Publication in 2022

  • FL-DTD: an integrated pipeline to predict the drug interacting targets by feedback loop-based network analysis, Briefings in Bioinformatics, 2022, DOI: 10.1093/bib/bbac263, accepted


    Drug target discovery is an essential step to reveal the mechanism of action (MoA) underlying drug therapeutic effects and/or side effects. Most of the approaches are usually labor-intensive while unable to identify the tissue-specific interacting targets,especially the targets with weaker drug binding affinity. In this work, we proposed an integrated pipeline, FL-DTD, to predict the drug interacting targets of novel compounds in a tissue-specific manner. This method was built based on a hypothesis that cells under a status of homeostasis would take responses to drug perturbation by activating feedback loops.

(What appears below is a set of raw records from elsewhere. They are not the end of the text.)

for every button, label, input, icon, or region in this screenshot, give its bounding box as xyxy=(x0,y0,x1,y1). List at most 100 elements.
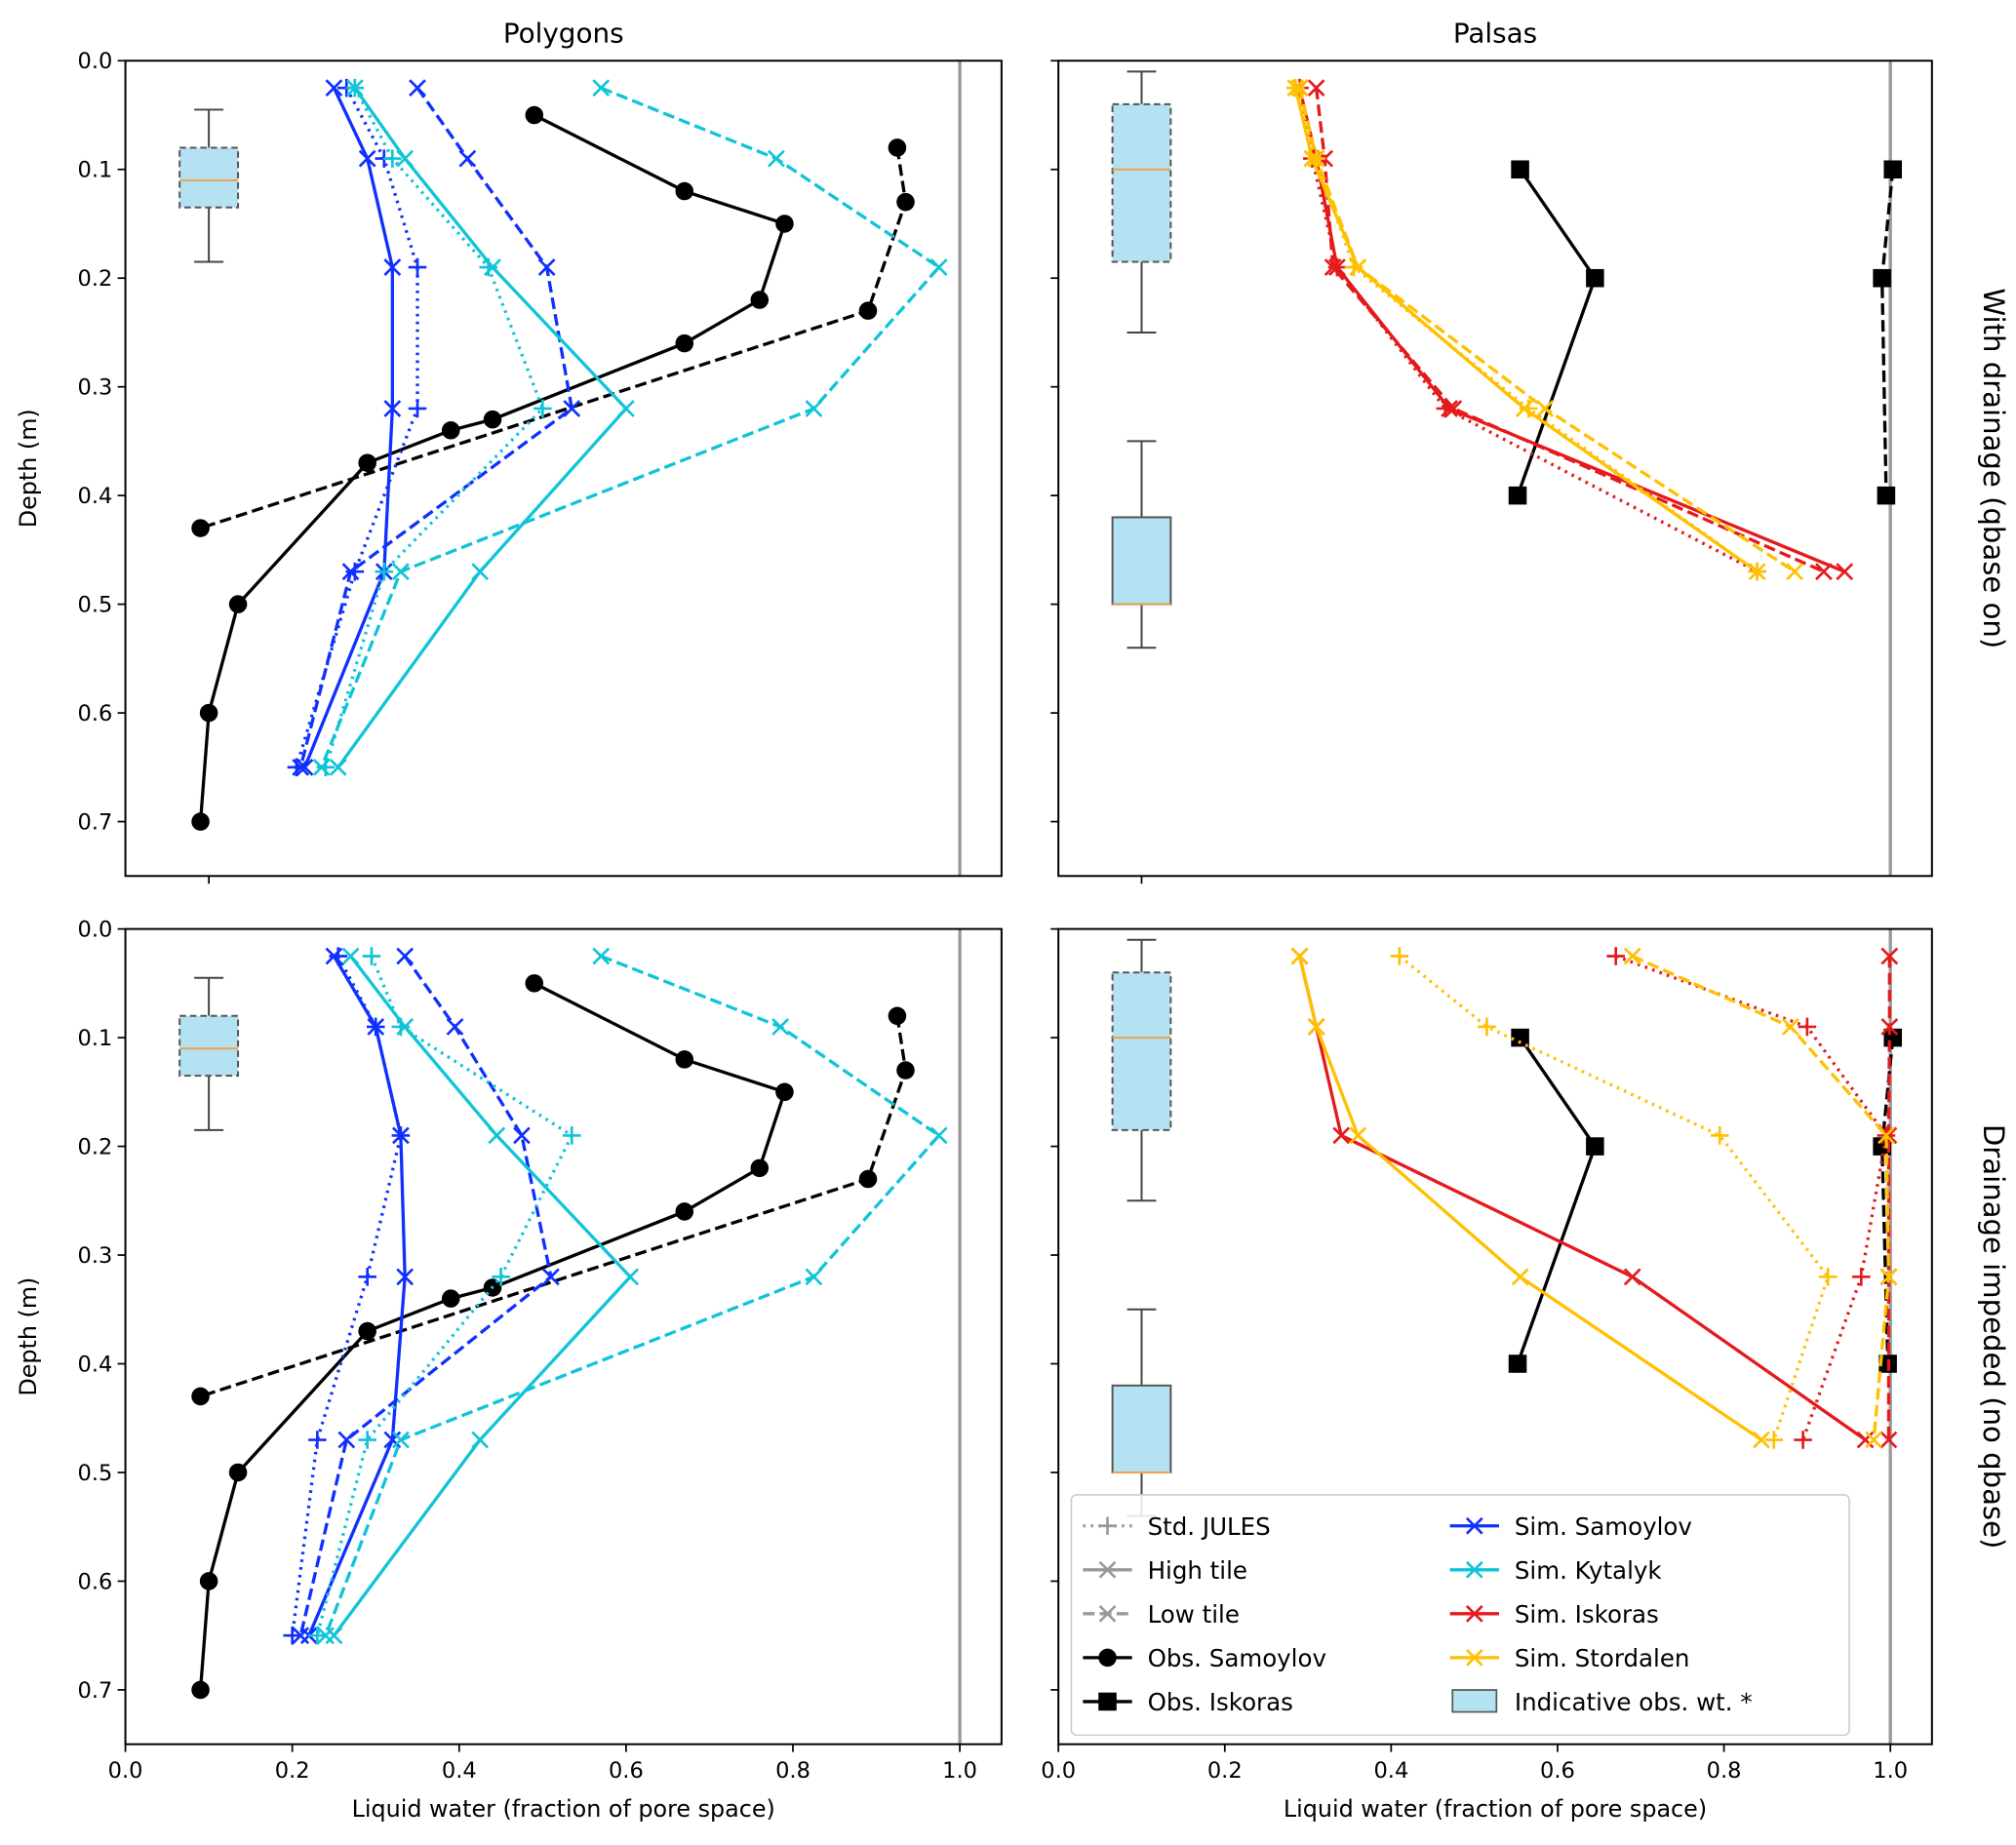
series-sim-samoylov-high-tile xyxy=(296,79,402,776)
data-point xyxy=(675,1202,694,1221)
legend-marker xyxy=(1465,1648,1483,1667)
box xyxy=(178,146,240,209)
x-tick-label: 0.6 xyxy=(1540,1758,1575,1784)
data-point xyxy=(563,1126,581,1145)
data-point xyxy=(858,1169,878,1189)
legend-item: Low tile xyxy=(1083,1600,1240,1629)
legend-marker xyxy=(1098,1692,1117,1711)
series-sim-iskoras-std-jules xyxy=(1290,78,1766,581)
x-tick-label: 0.6 xyxy=(609,1758,644,1784)
data-point xyxy=(1879,1268,1898,1286)
series-sim-kytalyk-std-jules xyxy=(316,78,552,777)
data-point xyxy=(1519,399,1538,418)
legend-swatch xyxy=(1451,1689,1498,1713)
panel-2: 0.0 0.1 0.2 0.3 0.4 0.5 0.6 0.7 0.0 0.2 0.4 0.6 0.8 1… xyxy=(15,918,2010,1823)
data-point xyxy=(1286,78,1305,98)
data-point xyxy=(383,1431,402,1449)
data-point xyxy=(1879,1431,1898,1449)
data-point xyxy=(675,334,694,353)
data-point xyxy=(1586,1137,1604,1156)
data-point xyxy=(675,1050,694,1069)
data-point xyxy=(1290,947,1309,965)
data-point xyxy=(191,1680,210,1700)
data-point xyxy=(1711,1126,1729,1145)
data-point xyxy=(362,947,381,965)
legend-item: Sim. Kytalyk xyxy=(1449,1556,1662,1585)
indicative-water-table-box xyxy=(1111,70,1172,334)
series-sim-samoylov-low-tile xyxy=(292,79,581,776)
panel-1: Palsas xyxy=(1050,18,1933,884)
series-sim-kytalyk-high-tile xyxy=(325,947,640,1645)
x-tick-label: 0.0 xyxy=(108,1758,143,1784)
series-obs-iskoras-dashed xyxy=(1873,160,1903,505)
y-tick-label: 0.6 xyxy=(78,701,113,726)
data-point xyxy=(513,1126,531,1145)
series-sim-kytalyk-high-tile xyxy=(329,79,635,776)
data-point xyxy=(358,149,376,168)
legend-item: Obs. Iskoras xyxy=(1083,1688,1293,1716)
y-tick-label: 0.1 xyxy=(78,158,113,183)
data-point xyxy=(1786,563,1803,581)
data-point xyxy=(316,758,336,777)
legend-marker xyxy=(1465,1560,1483,1579)
series-line xyxy=(324,87,545,768)
series-obs-iskoras-solid xyxy=(1508,1028,1604,1373)
indicative-water-table-box xyxy=(1111,440,1172,649)
data-point xyxy=(525,974,544,993)
legend-item: Sim. Samoylov xyxy=(1449,1512,1692,1541)
data-point xyxy=(396,149,415,168)
x-tick-label: 1.0 xyxy=(942,1758,977,1784)
panel-3: 0.0 0.2 0.4 0.6 0.8 1.0 Liquid water (fraction… xyxy=(1041,927,1933,1823)
series-line xyxy=(200,147,908,530)
data-point xyxy=(1436,399,1455,418)
data-point xyxy=(1623,1268,1641,1286)
data-point xyxy=(896,1061,915,1080)
legend-marker xyxy=(1098,1604,1117,1623)
series-line xyxy=(307,955,407,1636)
series-line xyxy=(333,955,633,1637)
axes-frame xyxy=(1057,59,1933,878)
data-point xyxy=(1883,160,1903,179)
data-point xyxy=(1344,257,1364,277)
x-tick-label: 1.0 xyxy=(1873,1758,1908,1784)
series-line xyxy=(1516,1037,1598,1365)
series-sim-stordalen-low-tile xyxy=(1623,947,1898,1449)
data-point xyxy=(383,400,402,417)
series-sim-kytalyk-low-tile xyxy=(317,947,948,1645)
data-point xyxy=(308,1431,327,1449)
data-point xyxy=(1307,1018,1325,1036)
data-point xyxy=(1478,1017,1496,1037)
legend-item: High tile xyxy=(1083,1556,1247,1585)
data-point xyxy=(479,257,498,277)
data-point xyxy=(858,301,878,320)
data-point xyxy=(488,1126,506,1145)
data-point xyxy=(392,1431,410,1449)
series-sim-iskoras-std-jules xyxy=(1606,947,1896,1449)
data-point xyxy=(563,400,581,417)
data-point xyxy=(396,947,415,965)
data-point xyxy=(391,1017,411,1037)
y-tick-label: 0.2 xyxy=(78,1135,113,1160)
series-line xyxy=(336,87,629,768)
data-point xyxy=(191,519,210,537)
series-sim-stordalen-std-jules xyxy=(1286,78,1766,581)
series-sim-iskoras-high-tile xyxy=(1290,79,1854,581)
data-point xyxy=(1880,947,1899,965)
legend-label: Sim. Samoylov xyxy=(1515,1512,1692,1541)
data-point xyxy=(345,562,365,581)
data-point xyxy=(408,257,427,277)
data-point xyxy=(308,1626,327,1645)
y-axis-label: Depth (m) xyxy=(15,1277,42,1396)
data-point xyxy=(1753,1431,1770,1449)
data-point xyxy=(1511,160,1529,179)
legend-marker xyxy=(1098,1516,1117,1536)
legend-label: High tile xyxy=(1148,1556,1247,1585)
series-line xyxy=(320,86,942,768)
data-point xyxy=(283,1626,301,1645)
legend-item: Indicative obs. wt. * xyxy=(1451,1688,1753,1716)
series-line xyxy=(324,954,942,1636)
legend-label: Std. JULES xyxy=(1148,1512,1271,1541)
data-point xyxy=(1873,268,1891,288)
data-point xyxy=(1332,1126,1351,1145)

Therefore, the drug interacting targets can be predicted by analyzing the network responses after drug perturbation. We evaluated this method using the expression data of estrogen stimulation, gene manipulation and drug perturbation and validated its good performance to identify the annotated drug targets. Using STAT3 as a target protein, we applied this method to drug perturbation data of 500 natural compounds and predicted five compounds with STAT3 interacting activities. Experimental assay validated the STAT3-interacting activities of four compounds. Overall, our evaluation suggests that FL-DTD predicts the drug interacting targets with good accuracy and can be used for drug target discovery.

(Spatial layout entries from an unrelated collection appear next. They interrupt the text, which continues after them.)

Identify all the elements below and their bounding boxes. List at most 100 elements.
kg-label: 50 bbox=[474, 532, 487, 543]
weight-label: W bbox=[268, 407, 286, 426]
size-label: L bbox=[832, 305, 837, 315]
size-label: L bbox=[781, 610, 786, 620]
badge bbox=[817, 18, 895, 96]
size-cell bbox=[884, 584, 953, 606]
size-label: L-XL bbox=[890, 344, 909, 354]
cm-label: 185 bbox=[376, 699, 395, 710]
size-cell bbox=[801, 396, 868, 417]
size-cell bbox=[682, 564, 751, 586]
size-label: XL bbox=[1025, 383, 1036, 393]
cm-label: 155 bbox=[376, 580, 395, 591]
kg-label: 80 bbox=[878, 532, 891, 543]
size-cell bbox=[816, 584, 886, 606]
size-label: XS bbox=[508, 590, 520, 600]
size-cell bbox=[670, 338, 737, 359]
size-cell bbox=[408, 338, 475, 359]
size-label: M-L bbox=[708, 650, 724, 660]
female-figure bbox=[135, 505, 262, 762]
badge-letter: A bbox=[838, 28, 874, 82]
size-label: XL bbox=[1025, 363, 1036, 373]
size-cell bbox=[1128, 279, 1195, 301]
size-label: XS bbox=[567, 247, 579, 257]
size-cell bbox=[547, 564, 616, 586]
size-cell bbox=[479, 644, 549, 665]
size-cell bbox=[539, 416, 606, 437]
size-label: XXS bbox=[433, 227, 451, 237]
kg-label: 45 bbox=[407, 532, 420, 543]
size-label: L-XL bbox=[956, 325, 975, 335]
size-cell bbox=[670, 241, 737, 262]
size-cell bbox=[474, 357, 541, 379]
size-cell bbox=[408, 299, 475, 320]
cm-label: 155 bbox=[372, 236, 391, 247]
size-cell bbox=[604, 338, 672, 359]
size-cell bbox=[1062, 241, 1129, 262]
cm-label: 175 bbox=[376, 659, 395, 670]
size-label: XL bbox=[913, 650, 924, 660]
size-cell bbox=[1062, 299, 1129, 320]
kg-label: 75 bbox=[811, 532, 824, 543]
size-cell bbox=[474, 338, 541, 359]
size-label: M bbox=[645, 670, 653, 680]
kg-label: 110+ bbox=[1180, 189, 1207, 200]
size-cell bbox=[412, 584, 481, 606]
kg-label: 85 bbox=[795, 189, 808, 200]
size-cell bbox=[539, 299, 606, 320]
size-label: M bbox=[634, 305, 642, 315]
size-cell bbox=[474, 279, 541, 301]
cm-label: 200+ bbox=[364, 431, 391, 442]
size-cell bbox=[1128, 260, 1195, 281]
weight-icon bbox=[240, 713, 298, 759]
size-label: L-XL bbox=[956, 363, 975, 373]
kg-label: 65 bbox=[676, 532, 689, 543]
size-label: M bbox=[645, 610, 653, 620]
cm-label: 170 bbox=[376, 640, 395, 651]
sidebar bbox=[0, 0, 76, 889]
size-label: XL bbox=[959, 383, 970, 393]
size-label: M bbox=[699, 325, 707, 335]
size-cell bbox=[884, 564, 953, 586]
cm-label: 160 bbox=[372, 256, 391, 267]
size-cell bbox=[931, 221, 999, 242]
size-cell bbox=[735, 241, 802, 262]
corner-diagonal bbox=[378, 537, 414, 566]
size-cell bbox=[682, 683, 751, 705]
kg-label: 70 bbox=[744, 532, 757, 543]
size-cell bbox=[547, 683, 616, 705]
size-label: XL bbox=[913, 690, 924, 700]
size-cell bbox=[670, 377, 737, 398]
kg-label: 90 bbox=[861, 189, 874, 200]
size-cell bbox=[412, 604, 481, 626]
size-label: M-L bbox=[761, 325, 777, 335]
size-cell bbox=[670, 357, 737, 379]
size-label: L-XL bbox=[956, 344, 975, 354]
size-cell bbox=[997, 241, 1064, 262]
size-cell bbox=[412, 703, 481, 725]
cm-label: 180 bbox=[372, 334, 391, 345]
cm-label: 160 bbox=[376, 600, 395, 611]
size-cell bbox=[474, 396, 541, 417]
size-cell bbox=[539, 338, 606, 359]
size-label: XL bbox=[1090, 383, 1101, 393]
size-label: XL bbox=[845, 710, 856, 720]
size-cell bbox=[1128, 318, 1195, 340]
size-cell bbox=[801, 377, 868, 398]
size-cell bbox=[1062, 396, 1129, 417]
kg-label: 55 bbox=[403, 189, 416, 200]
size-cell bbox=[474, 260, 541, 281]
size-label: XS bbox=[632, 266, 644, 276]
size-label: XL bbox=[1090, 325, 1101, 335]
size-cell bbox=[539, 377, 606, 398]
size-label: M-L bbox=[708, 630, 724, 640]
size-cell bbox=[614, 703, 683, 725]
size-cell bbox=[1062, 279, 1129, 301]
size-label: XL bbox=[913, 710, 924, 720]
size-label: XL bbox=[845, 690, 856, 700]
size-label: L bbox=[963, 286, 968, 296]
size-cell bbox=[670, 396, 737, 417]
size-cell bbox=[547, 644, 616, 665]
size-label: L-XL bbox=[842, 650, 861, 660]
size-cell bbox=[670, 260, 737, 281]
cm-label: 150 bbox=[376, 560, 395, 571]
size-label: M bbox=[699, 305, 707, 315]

  • A network-based method for drug target discovery of complex diseases and identification of new targets for Alzheimer’s disease, submitted, 2022


    Drug target discovery is the basis of modern drug development. With accumulating disease data, a challenge arises that is how to integrate multiple data into better drug target discovery. In this work, we formulated a new theoretical hypothesis about network perturbation, which describes the disease relevance of network nodes as (1) positively correlated with the number of connected disease genes; and (2) negatively correlated with the network distance to other disease genes. Using this theory, a computational method was proposed to predict drug targets for complex diseases. This method can integrate transcriptomic data, clinical information, genetic findings, and other disease information into network analysis so as to build a disease-specific weighted network. The potential drug targets were predicted by ranking the nodes according to their abilities to regulate the network of disease genes. Applying this method to Alzheimer’s disease (AD) data, we identified two new drug targets, including a general target of HDAC1 and a precise target of ABI2. Bioinformatics analyses and experimental studies confirmed their involvement in AD development, supporting the good performance of computational prediction.

  • Regulatory degeneration contributes to AD development and supports HDAC1 as a novel drug target, submitted, 2022


    Epigenetic drugs are gaining particular interest as a potential therapy to treat Alzheimer’s disease (AD). However, it is less clear how epigenetic drugs affect complex AD causal mechanisms. In this work, we studied the diversity of AD patients by performing regulatory divergence analysis of large-scale AD brain RNA-seq data. We reported a widespread existence of regulatory degeneration among AD brain samples, where transcription factor (TF) mediated regulations were weakened or lost during AD development. Regulatory degeneration leads to detrimental clinical outcomes mainly by affecting protein degradation, neuroinflammation and mitochondria function. Integrative analysis suggested that epigenetic dysregulation may contribute to such a process, and HDAC1 was a potential participator of regulatory degeneration. Overall, our findings revealed a potential mechanism for epigenetic drugs to treat AD, and proposed HDAC1 as a new drug target.